When working with datasets from different sources, it’s common to encounter non-exact matching entries. For instance, a country name might be listed as “Yemen*” in one table and “Yemen, Rep.” in another. In such cases, using a traditional join operation might not yield the desired results.
Let’s consider two tables: the Happiness Report 2022 dataset and the World Bank’s GDP per capita dataset. We want to join these tables in the country name column, but we noticed that the country names don’t match exactly.
import pandas as pd
df = pd.read_csv(
"https://raw.githubusercontent.com/skrub-data/datasets/master/data/Happiness_report_2022.csv",
thousands=",",
)
df = df[["Country", "Happiness score"]]
from skrub.datasets import fetch_world_bank_indicator
gdppc = fetch_world_bank_indicator(indicator_id="NY.GDP.PCAP.CD").X
Let’s take a look at the last few rows of each table to see the non-exact matching entries:
print(df.sort_values(by="Country").tail(6))
Country Happiness score
107 Venezuela 4925.0
76 Vietnam 5485.0
131 Yemen* 4197.0
136 Zambia 3760.0
143 Zimbabwe 2995.0
146 xx NaN
print(gdppc.sort_values(by="Country Name").tail(5))

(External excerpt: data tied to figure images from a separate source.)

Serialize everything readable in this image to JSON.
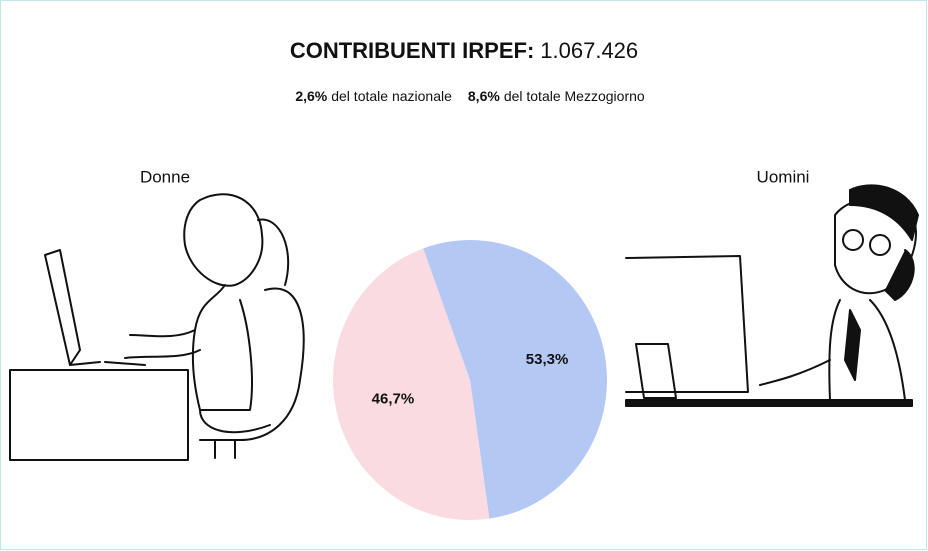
{
  "chart_data": {
    "type": "pie",
    "title": "CONTRIBUENTI IRPEF:",
    "title_value": "1.067.426",
    "stats": [
      {
        "value": "2,6%",
        "text": "del totale nazionale"
      },
      {
        "value": "8,6%",
        "text": "del totale Mezzogiorno"
      }
    ],
    "categories": [
      "Uomini",
      "Donne"
    ],
    "values": [
      53.3,
      46.7
    ],
    "value_labels": [
      "53,3%",
      "46,7%"
    ],
    "colors": [
      "#b4c8f4",
      "#fadbe2"
    ]
  }
}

Country Name GDP per capita (current US$)
193 West Bank and Gaza 3789.327966
255 World 12647.480789
258 Yemen, Rep. 701.714878
260 Zambia 1487.907764
261 Zimbabwe 1266.996031
Introducing Skrub’s fuzzy_join()
Skrub’s fuzzy_join()
function is designed to handle non-exact matching entries by performing a fuzzy match between the join key columns. This allows you to join tables even when the join keys don’t match exactly.
Now, let’s use Skrub’s fuzzy_join()
function to join the two tables on the country name column:
from skrub import fuzzy_join
df1 = fuzzy_join(
df, # our table to join
gdppc, # the table to join with
left_on="Country", # the first join key column
right_on="Country Name", # the second join key column
return_score=True,
)
print(df1[['Country', 'Country Name', "matching_score"]].tail(20))
Country Country Name matching_score
127 Madagascar* Madagascar 0.795045
128 Egypt Egypt, Arab Rep. 0.654033
129 Chad* Chad 0.683373
130 Ethiopia Ethiopia 1.000000
131 Yemen* Yemen, Rep. 0.653668
132 Mauritania* Mauritania 0.810736
133 Jordan Jordan 1.000000
134 Togo Togo 1.000000
135 India India 1.000000
136 Zambia Zambia 1.000000
137 Malawi Malawi 1.000000
138 Tanzania Tanzania 1.000000
139 Sierra Leone Sierra Leone 1.000000
140 Lesotho* Lesotho 0.755238
141 Botswana* Botswana 0.795825
142 Rwanda* Rwanda 0.754604
143 Zimbabwe Zimbabwe 1.000000
144 Lebanon Lebanon 1.000000
145 Afghanistan Afghanistan 1.000000
146 xx East Asia & Pacific (excluding high income) 0.500000
The resulting table shows the joined data with a matching score indicating the similarity between the join key values.
By using Skrub’s fuzzy_join()
function, we can effectively join tables with non-exact matching entries and perform analysis on the combined data.